Los días venían llegando hasta ahora, uno tras otros, más despejados que nunca y las
luces de las casas impedían que, a esta hora, la noche fuera más profunda.

No hay nadie -todos lo sabemos. Nada se mueve desde cierta hora de la tarde, cuando
los vidrios dobles ahondan la sensación de cuadro vivo pero quieto y silencioso.

Ayer nomás, la luna estaba llenísima y brillante, un toque amarilla por la tarde y
después, más alta y blanca. Allá en el fondo, en esa línea interrumpida cientos de veces
y oculta, casi siempre por los edificios del centro, se puede ver un fragmento del río que
brilla y se despega del cielo con un gris plateado, siempre sereno. En realidad, es un
fragmento, el comienzo de un recorrido porque uno no puede detener la mirada y parar
de buscar los otros segmentos que están a la espera, agazapados para imaginar el
horizonte.

Hace solo unos meses que veo por la ventana todo el lado oeste de la ciudad. Lo veo
desde arriba, cada mañana, como por primera vez.

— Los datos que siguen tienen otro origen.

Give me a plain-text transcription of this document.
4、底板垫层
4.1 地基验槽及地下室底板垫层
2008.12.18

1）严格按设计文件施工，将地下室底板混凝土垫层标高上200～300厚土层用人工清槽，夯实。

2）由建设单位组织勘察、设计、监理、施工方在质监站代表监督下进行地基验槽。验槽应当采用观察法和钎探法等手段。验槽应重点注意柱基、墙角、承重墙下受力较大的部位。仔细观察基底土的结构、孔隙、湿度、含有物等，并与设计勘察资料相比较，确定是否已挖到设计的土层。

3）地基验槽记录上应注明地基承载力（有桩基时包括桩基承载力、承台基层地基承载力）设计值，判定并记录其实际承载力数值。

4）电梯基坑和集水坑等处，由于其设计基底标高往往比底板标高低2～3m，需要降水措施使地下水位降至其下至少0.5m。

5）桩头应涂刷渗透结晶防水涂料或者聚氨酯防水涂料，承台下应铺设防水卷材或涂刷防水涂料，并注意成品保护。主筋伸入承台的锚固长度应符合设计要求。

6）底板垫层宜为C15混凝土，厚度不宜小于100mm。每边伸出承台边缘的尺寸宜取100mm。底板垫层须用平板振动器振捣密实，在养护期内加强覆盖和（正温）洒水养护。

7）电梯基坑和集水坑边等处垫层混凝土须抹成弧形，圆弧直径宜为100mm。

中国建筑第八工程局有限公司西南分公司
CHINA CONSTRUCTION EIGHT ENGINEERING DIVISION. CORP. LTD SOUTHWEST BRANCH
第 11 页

(Quizás sea el momento de la poesía)

Y este ángulo, que contrasta fuertemente con el de la calle, y este juego de perspectivas,
de la altura y de a pie, con el que pienso el hoy no es sino la ansiedad y la incertidumbre
que lo cubre todo como esta llovizna que veo ahora. Esta lluvia inquietante, que es
menos un barniz que un solvente, lo diluye y pulveriza todo.

Acaso no somos testigos de ese continuo proceso de degradación personal y


comunitaria. Porque la falta del cuerpo, de los cuerpo, de tu cuerpo, provoca tanto
anclajes exasperados en la realidad como fugas de recuerdo y deseo.

Y nos defendemos como se puede con ambos, en un ejercicio de soberanía psíquica


amorosa, amorosísima para poder lidiar con todo esto.

Pensaba, entonces, en ese nosotros que la pandemia agarró de los pelo y sustrajo para
siempre de esa paciente caminata con la que nos construíamos. Ya sabremos -en breve,
creo- si esta realidad ayudó a acelerar ese nosotros o a frenarlo en el tiempo.